Someone looking to pick holes in the approach Lorsch and Tierney suggest might level a couple of reasons why they can ignore the authors’ advice. The first is that firms can and often do “buy” talent rather than cultivating their own. By doing so, perhaps they can avoid the expense of investing in young talent and the energy of building a starmaking culture?

But Lorsch and Tierney warn that lateral hires can create problems that make them a less than ideal long-term solution.

“Bringing in a partner-level professional is complicated on two dimensions. One is the signal it can send to younger people in the firm, who often perceive (rightly or not) that it diminishes their own opportunities because there are only so many senior slots. The other is the obvious difficulty or assessing how the lateral hire will affect the firm’s gene pool…. If your new lateral hire is a gifted creature who brings with him several key accounts but quickly alienates the team of younger professionals he is meant to lead, your firm is worse off for the hire in the long run.”

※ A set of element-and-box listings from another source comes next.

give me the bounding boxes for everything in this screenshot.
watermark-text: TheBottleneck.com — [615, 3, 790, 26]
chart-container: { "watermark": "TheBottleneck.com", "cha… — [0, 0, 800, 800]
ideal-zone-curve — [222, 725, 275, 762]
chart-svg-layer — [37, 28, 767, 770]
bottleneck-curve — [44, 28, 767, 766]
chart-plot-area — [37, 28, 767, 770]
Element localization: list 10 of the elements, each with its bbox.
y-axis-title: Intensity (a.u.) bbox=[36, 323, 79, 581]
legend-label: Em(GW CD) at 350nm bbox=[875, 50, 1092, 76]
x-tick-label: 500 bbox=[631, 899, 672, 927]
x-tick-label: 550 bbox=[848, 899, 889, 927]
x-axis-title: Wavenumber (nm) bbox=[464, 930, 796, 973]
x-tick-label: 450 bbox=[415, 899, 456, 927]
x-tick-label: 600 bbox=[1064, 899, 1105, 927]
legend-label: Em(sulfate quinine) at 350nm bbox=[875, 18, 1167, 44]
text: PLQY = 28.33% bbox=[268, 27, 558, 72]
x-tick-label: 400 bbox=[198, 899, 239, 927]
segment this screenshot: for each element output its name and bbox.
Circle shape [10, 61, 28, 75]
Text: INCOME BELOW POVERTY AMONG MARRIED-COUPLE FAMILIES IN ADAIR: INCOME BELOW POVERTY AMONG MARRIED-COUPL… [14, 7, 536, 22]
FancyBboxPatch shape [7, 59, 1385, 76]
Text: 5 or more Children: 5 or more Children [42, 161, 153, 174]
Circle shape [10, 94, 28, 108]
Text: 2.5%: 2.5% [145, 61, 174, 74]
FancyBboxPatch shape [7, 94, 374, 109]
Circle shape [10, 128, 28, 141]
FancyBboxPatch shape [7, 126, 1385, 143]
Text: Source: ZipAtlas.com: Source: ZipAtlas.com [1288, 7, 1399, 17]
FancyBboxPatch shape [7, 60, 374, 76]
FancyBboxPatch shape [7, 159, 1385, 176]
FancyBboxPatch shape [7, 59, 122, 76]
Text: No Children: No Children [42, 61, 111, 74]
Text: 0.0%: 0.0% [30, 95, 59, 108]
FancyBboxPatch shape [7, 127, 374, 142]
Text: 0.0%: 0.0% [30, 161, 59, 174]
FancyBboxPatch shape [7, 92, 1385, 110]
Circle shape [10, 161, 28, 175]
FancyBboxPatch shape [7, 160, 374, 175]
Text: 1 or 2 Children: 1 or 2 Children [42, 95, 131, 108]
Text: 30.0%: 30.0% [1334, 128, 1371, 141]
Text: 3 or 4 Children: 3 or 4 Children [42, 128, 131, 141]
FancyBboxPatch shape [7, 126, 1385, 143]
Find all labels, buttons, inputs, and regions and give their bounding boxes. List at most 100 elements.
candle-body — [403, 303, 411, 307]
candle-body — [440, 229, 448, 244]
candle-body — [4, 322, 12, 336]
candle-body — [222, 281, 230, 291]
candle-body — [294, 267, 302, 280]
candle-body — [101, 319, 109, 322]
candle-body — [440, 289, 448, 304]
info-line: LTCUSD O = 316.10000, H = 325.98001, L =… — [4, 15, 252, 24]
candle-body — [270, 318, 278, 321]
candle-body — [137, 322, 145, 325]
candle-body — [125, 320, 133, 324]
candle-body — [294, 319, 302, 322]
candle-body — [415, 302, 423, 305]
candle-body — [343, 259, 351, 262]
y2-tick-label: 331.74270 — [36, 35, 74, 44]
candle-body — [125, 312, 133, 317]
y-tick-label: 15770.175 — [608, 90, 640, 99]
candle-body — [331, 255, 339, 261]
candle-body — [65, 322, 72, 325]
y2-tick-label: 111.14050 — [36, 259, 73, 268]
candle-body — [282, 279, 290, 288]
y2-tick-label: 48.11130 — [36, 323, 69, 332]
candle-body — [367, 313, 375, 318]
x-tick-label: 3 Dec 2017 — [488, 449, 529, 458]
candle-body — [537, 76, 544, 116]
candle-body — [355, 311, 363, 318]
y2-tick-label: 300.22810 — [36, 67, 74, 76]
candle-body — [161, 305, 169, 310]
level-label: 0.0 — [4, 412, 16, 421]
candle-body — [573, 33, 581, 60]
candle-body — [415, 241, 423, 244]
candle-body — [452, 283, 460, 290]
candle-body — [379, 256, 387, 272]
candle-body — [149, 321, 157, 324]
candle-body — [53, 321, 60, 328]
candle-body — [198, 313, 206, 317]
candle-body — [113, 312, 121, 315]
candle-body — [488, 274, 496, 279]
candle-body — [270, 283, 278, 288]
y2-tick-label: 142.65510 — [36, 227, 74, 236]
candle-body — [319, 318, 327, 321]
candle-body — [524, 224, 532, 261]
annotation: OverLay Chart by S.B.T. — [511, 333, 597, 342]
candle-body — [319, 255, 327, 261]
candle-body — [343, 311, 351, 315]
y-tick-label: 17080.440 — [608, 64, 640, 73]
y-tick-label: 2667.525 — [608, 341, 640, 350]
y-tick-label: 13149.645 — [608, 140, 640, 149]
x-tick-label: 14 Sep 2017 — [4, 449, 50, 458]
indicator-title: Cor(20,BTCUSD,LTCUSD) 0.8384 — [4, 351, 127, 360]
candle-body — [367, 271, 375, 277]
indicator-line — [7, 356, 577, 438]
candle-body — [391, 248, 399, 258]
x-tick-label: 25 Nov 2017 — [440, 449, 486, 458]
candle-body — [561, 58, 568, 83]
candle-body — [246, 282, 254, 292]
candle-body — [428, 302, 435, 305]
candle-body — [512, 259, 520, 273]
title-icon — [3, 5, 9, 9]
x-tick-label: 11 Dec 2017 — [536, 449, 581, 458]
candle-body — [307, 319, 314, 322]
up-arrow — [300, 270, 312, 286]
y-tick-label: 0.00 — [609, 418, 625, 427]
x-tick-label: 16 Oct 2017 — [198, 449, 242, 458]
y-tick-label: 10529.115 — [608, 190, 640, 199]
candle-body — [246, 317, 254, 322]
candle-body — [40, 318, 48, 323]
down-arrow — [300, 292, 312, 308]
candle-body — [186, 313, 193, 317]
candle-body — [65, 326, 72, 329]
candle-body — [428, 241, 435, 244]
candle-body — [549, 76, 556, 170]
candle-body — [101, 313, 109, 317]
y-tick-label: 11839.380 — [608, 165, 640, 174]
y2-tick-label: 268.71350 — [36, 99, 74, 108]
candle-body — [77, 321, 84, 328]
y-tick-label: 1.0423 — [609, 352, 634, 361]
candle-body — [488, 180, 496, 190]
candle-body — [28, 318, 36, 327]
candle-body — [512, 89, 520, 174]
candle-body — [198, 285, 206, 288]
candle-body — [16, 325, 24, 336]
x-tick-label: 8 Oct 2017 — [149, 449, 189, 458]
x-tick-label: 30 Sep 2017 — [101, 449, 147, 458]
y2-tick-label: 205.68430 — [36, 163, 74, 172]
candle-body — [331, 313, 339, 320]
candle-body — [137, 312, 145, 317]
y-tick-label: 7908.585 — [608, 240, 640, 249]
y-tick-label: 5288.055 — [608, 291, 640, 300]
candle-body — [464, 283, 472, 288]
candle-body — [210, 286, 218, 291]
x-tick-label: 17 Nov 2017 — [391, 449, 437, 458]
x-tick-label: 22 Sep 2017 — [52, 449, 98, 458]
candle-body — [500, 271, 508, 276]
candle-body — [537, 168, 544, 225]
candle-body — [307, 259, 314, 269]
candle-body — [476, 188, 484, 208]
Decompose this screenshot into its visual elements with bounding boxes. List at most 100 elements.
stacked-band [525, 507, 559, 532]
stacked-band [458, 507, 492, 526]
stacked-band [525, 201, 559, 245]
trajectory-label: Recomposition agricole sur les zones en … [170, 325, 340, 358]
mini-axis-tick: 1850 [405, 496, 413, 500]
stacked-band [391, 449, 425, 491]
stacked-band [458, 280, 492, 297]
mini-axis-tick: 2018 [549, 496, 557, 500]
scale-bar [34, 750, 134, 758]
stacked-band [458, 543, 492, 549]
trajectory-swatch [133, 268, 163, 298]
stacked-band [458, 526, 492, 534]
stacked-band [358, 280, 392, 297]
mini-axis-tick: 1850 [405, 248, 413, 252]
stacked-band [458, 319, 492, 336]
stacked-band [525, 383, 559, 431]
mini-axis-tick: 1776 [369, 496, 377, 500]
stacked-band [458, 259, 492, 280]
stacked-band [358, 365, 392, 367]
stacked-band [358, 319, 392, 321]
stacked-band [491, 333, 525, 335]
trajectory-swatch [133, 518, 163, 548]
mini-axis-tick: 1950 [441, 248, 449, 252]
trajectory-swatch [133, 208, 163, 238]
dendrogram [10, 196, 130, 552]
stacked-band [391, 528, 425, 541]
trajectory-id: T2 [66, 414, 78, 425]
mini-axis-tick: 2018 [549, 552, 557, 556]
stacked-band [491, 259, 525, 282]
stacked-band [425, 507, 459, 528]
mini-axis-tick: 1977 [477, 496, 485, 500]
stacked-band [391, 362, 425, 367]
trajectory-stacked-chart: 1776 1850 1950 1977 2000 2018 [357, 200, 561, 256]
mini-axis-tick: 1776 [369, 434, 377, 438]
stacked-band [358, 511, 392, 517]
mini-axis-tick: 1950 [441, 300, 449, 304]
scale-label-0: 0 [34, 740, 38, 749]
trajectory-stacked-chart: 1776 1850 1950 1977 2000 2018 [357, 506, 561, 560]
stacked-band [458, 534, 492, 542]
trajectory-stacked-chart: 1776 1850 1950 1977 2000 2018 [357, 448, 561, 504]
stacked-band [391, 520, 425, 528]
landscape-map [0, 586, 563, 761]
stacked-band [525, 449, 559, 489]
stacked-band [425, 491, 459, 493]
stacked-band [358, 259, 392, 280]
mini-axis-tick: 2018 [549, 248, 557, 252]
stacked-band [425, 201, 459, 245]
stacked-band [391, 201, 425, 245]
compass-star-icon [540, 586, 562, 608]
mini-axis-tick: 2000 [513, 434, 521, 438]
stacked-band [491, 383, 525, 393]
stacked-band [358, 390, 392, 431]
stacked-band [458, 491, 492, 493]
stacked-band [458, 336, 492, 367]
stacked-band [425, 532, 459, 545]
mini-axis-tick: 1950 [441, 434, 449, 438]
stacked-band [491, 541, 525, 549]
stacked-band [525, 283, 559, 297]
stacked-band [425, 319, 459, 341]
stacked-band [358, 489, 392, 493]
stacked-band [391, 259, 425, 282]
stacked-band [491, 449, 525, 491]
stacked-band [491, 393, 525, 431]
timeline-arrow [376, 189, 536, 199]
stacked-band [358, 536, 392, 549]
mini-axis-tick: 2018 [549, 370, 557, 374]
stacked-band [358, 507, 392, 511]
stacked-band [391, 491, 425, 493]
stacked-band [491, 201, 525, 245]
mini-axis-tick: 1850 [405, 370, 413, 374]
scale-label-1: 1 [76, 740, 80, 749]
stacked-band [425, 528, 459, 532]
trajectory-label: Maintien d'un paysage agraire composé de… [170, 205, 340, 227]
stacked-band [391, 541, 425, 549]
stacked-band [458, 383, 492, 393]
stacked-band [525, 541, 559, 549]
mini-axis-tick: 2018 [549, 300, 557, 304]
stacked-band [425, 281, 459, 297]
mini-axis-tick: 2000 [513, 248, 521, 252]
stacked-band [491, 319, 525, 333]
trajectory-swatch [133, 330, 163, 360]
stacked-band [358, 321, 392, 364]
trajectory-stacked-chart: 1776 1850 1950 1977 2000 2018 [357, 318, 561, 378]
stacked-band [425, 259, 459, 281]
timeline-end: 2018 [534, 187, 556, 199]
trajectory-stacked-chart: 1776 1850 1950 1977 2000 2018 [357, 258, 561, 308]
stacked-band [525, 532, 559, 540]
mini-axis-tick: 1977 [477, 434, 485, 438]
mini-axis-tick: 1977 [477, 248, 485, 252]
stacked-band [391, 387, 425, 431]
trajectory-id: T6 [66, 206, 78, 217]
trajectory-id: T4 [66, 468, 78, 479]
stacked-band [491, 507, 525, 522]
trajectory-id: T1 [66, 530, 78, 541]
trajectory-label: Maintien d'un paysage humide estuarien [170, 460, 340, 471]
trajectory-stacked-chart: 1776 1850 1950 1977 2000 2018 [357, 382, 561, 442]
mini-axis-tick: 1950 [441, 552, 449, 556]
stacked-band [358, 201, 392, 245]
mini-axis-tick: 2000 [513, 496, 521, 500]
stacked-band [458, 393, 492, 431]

The second reason for questioning whether all this work is necessary is perhaps more serious. Lorsch and Tierney are writing for professional service firms seeking to build long-term sustainable competitive advantage, but short-termism has come to the professional services business just as it has to the rest of the business world. Many public relations firms appear to be “built to flip,” to use the phrase employed by business guru James Collins to describe the dot-com mentality.

Most PR entrepreneurs see selling their firm to a larger competitor or a giant holding company as their only viable exit strategy. If that’s the case, why worry about long-term investments in people?

One answer is that smart buyers will one day look at a firm’s culture and its talent pool with as much care and attention as they currently look at its financials and its client list. The fact that they don’t do so today is perhaps one reason so many public relations acquisitions fail to live up to expectations.